The Kartikeya Connection
According to the legend, Kartikeya (Lord Shiva’s son ) or Subhramya or Murugan got married to Devasena ( Lord Indra’s daughter ) in the hills of Kumara Parvatha.
With 4 litres of water each and sleeping bags on our shoulders, the trek started!
The entire journey can be divided into 2 parts. The first stretch of 7 kms started in the middle of a jungle. The trail was straight. This is not the kind of trek in which you will get lost.
Then for the hard part. Most of us were geared up in Quechuas. Since it was the toughest trek no one wanted to take any chances. Full range of trek gear: trek shoes, cargoes, backpacks, leech resistants, water bottles, you name it and it was there with us!
KP is quite confusing in terms of what to carry. You don’t want to be short of anything since it’s a long trek. And whatever you are going to carry, be ready to pay the price for each gram of excess weight in terms of effort spent, once you reach the later stages of the trek.
“That feeling of realization that I was here” – only a trekker can connect.
Then there were times when myself and my fellow trekkers just couldn’t resist taking out the cameras!

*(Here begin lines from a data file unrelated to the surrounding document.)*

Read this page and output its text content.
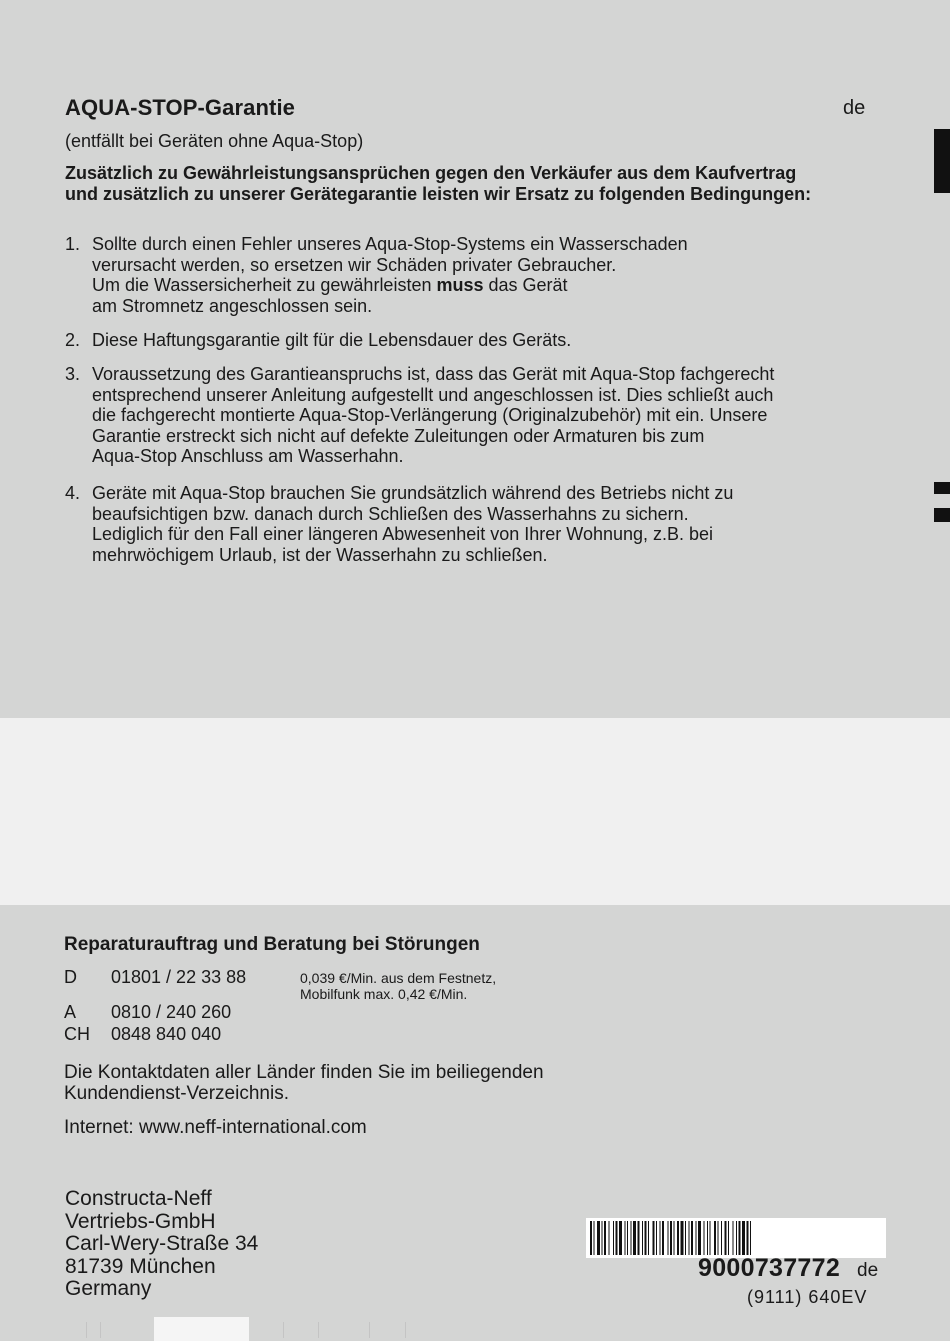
AQUA-STOP-Garantie	de
(entfällt bei Geräten ohne Aqua-Stop)
Zusätzlich zu Gewährleistungsansprüchen gegen den Verkäufer aus dem Kaufvertrag
und zusätzlich zu unserer Gerätegarantie leisten wir Ersatz zu folgenden Bedingungen:
1. Sollte durch einen Fehler unseres Aqua-Stop-Systems ein Wasserschaden
verursacht werden, so ersetzen wir Schäden privater Gebraucher.
Um die Wassersicherheit zu gewährleisten muss das Gerät
am Stromnetz angeschlossen sein.
2. Diese Haftungsgarantie gilt für die Lebensdauer des Geräts.
3. Voraussetzung des Garantieanspruchs ist, dass das Gerät mit Aqua-Stop fachgerecht
entsprechend unserer Anleitung aufgestellt und angeschlossen ist. Dies schließt auch
die fachgerecht montierte Aqua-Stop-Verlängerung (Originalzubehör) mit ein. Unsere
Garantie erstreckt sich nicht auf defekte Zuleitungen oder Armaturen bis zum
Aqua-Stop Anschluss am Wasserhahn.
4. Geräte mit Aqua-Stop brauchen Sie grundsätzlich während des Betriebs nicht zu
beaufsichtigen bzw. danach durch Schließen des Wasserhahns zu sichern.
Lediglich für den Fall einer längeren Abwesenheit von Ihrer Wohnung, z.B. bei
mehrwöchigem Urlaub, ist der Wasserhahn zu schließen.
Reparaturauftrag und Beratung bei Störungen
D 01801 / 22 33 88	0,039 €/Min. aus dem Festnetz,
Mobilfunk max. 0,42 €/Min.
A 0810 / 240 260
CH 0848 840 040
Die Kontaktdaten aller Länder finden Sie im beiliegenden
Kundendienst-Verzeichnis.
Internet: www.neff-international.com
Constructa-Neff
Vertriebs-GmbH
Carl-Wery-Straße 34
81739 München
Germany
9000737772 de
(9111) 640EV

The best part of trekking is that it brings us closer. The way everyone behaves during their trek adventure is what defines them. In the outside world a person might be busy driving an Audi while being dressed in Armani. He might even be a CEO of some MNC. But when the same person is here, he will eat the same rice, mixed in hot water prepared by Mr. Bhatar, just like everyone else. Now this reminds us of the song “Imagine” by John Lennon.